Au sein du Centre Hospitalier René-Dubos de Pontoise, établissement support du GHT Nord Ouest Vexin Val-d’Oise, vous disposez d’un RSSI et d’une personne en charge du RGPD. Quels conseils pourriez-vous donner pour encourager cet « investissement » ?

« Le Centre Hospitalier René-Dubos de Pontoise est un établissement de recours du Nord Île- -de-France qui dispose d’une offre de soins variée, avec toutes les spécialités médicales et chirurgicales, à part la neurochirurgie et la chirurgie cardiaque. A lui seul, il dépasse les 300 millions d’euros de budget annuel. Nous nous sommes donc doté d’un RSSI, que nous partageons avec d’autres structures territoriales grâce à un dispositif encouragé par l’Agence Régionale de Santé (ARS) Île-de-France. Cette mesure permet de pallier au manque de moyens et de mettre en commun des compétences car les RSSI, qui ne sont pas nombreux, peuvent avoir un coût très important pour les hôpitaux que tous ne sont pas en mesure d’assumer. Nous avons également un ingénieur de la DSI, dédié au RGPD, qui travaille en lien étroit avec le RSSI. Les établissements hospitaliers de plus de 100 millions d’euros sont également soumis au commissariat aux comptes qui audite la qualité du SI et sa sécurité, indépendamment des orientations et des priorités de la direction. De plus, un hôpital qui voudrait, par exemple, bénéficier du programme HOP’EN (pour « Hôpital numérique ouvert sur son environnement ») devra régulièrement passer un audit en matière de sécurité informatique. Donc, progressivement, la sécurité informatique va finir par s’imposer d’elle-même. Enfin, la mise en œuvre des GHT favorise cette évolution récente puisqu’elle donne au directeur général de l’établissement support des prérogatives parmi lesquelles le SI, qui lui permet d’appliquer une politique générale de sécurité du SI sur les autres structures du GHT même s’il n’en n’a pas la direction ». 

 

Quel message souhaiteriez-vous faire passer lors de votre intervention au CyberCamp Santé ?

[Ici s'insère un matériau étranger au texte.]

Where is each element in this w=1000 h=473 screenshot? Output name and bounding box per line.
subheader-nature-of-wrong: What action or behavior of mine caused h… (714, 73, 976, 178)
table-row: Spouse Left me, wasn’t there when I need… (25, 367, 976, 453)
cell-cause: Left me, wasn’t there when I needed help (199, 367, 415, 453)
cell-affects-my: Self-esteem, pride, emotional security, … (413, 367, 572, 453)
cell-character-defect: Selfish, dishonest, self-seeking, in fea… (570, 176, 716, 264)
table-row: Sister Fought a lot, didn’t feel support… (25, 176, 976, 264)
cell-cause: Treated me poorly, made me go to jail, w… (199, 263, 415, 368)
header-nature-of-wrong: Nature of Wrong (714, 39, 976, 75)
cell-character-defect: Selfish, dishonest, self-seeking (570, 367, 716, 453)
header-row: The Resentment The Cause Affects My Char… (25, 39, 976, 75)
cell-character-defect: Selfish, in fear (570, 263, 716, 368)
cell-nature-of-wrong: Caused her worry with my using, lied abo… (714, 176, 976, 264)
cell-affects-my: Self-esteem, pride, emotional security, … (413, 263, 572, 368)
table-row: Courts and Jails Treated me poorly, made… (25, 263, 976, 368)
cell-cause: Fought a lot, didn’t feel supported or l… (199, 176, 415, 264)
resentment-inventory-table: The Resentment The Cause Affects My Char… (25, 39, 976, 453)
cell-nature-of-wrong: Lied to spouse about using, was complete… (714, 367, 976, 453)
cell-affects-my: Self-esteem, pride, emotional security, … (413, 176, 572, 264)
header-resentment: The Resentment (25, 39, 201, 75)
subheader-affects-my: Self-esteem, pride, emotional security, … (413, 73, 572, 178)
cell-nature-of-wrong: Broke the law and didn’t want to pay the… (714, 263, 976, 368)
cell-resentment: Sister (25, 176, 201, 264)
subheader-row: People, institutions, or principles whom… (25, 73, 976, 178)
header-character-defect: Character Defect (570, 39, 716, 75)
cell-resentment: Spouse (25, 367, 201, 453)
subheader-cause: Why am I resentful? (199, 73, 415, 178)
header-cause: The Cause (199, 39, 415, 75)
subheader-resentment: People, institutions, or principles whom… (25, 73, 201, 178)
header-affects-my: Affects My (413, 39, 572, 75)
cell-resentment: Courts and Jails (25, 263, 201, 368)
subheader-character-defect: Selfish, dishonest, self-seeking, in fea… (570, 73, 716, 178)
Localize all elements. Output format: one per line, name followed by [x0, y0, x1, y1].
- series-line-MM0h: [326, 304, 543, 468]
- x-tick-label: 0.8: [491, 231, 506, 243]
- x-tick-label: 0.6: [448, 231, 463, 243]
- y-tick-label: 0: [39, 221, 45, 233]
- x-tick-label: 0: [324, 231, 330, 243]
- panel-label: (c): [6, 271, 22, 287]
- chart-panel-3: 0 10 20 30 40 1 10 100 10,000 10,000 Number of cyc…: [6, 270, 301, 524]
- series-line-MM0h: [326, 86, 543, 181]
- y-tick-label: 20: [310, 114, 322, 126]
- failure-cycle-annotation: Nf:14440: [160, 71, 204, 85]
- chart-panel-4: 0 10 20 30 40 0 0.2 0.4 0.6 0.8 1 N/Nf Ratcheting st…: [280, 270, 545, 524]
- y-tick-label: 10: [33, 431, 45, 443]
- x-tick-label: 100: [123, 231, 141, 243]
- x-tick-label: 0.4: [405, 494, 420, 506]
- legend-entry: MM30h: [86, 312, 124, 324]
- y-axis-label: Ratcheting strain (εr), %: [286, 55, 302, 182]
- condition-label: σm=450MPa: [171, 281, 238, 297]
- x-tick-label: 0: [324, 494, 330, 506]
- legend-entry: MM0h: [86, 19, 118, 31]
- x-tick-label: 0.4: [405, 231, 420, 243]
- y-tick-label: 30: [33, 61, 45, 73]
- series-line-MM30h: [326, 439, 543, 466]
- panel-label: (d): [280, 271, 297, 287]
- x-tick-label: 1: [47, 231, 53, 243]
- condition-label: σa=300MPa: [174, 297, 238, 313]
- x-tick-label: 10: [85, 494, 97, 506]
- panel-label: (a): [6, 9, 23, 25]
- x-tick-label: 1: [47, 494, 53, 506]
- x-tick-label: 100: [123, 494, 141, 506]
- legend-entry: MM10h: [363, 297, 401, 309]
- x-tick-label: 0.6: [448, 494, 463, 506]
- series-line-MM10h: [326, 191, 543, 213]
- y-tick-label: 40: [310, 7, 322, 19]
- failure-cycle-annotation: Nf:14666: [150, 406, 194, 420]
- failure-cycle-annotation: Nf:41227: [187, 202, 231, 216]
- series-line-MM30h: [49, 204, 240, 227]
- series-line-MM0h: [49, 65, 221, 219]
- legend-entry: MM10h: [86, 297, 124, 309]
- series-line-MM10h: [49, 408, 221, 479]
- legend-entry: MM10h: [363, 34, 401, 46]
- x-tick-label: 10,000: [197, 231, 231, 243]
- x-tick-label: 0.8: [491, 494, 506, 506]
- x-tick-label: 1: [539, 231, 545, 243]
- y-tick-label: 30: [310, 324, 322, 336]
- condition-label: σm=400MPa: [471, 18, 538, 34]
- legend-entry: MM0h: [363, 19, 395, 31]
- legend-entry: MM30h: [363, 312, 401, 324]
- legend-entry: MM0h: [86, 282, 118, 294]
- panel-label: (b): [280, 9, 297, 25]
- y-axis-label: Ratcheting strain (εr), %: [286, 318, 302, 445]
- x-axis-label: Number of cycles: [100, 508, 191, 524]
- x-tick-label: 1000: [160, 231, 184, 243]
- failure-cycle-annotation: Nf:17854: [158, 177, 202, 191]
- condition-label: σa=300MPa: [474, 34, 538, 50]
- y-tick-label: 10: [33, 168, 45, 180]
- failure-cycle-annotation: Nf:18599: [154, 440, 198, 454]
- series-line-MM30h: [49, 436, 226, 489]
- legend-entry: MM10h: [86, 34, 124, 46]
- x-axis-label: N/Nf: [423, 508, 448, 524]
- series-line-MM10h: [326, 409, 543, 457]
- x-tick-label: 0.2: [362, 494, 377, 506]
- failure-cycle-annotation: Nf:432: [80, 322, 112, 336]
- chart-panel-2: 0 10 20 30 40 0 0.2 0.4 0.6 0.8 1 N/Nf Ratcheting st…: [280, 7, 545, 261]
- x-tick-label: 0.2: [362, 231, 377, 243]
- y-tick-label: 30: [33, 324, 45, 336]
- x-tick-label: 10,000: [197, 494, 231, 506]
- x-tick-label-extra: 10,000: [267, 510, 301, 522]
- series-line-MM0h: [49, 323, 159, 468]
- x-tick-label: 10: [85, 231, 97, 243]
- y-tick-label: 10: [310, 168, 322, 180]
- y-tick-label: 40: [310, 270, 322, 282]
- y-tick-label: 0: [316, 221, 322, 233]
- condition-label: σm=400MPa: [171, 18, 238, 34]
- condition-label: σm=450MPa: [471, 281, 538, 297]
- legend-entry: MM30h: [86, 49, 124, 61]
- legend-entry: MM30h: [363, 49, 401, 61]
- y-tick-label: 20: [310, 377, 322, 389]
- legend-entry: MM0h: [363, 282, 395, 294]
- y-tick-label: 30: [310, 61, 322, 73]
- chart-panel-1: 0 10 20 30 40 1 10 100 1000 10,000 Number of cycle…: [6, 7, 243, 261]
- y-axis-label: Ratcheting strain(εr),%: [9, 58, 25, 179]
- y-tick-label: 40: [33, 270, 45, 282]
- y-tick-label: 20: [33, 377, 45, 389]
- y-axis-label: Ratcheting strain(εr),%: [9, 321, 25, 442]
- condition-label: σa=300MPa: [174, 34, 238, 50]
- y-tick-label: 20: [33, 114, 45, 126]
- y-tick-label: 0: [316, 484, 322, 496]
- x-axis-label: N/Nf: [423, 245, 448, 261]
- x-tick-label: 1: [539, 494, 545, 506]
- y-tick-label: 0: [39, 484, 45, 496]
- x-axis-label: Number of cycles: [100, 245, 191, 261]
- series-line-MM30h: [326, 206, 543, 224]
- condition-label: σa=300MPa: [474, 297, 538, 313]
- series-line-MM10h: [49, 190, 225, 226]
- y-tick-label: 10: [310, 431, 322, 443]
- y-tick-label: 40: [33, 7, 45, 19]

« J’ai envie de dire à mes collègues qu’en investissant dans la sécurité informatique : ils ne « jettent pas l’argent public par les fenêtres ». Il suffit de penser au CHU de Rouen, qui disposait d’une DSI structurée et performante, et aux conséquences de l’attaque sur son fonctionnement pendant des semaines. Je voudrai aussi souligner la vigilance des DSI qui font des exercices de phishing ou d’hameçonnage et l’importance de les écouter en CODIR. Enfin, il est important d’accompagner les directeurs d’établissements dans l’arbitrage entre sécurité et métier. Pour le personnel soignant, les outils informatiques sont avant tout une aide et ne doivent pas les empêcher de travailler ».

 

 

Bio express

Depuis 2016, Alexandre Aubert est directeur général du GHT Nord Ouest Vexin Val-d’Oise (NOVO)  qui représente aujourd’hui six sites principaux et trois établissements juridiques qu’il dirige : le CH René-Dubos, le groupe hospitalier Carnelle Portes de l’Oise et le groupement hospitalier intercommunal du Vexin. Il a été, auparavant, directeur du Groupement Hospitalier Simone -Veil d'Eaubonne Montmorency, directeur intérimaire du Groupe Hospitalier de l'Est Francilien, directeur du CH de Millau. Alexandre Aubert a également été DSI du CH d’Argenteuil en 2006, et également dans les débuts 2000 DRH du CH de Nemours lors de la mise en place des 35 heures. Auparavant, Alexandre Aubert était infirmier et cadre de santé à l'AP-HP.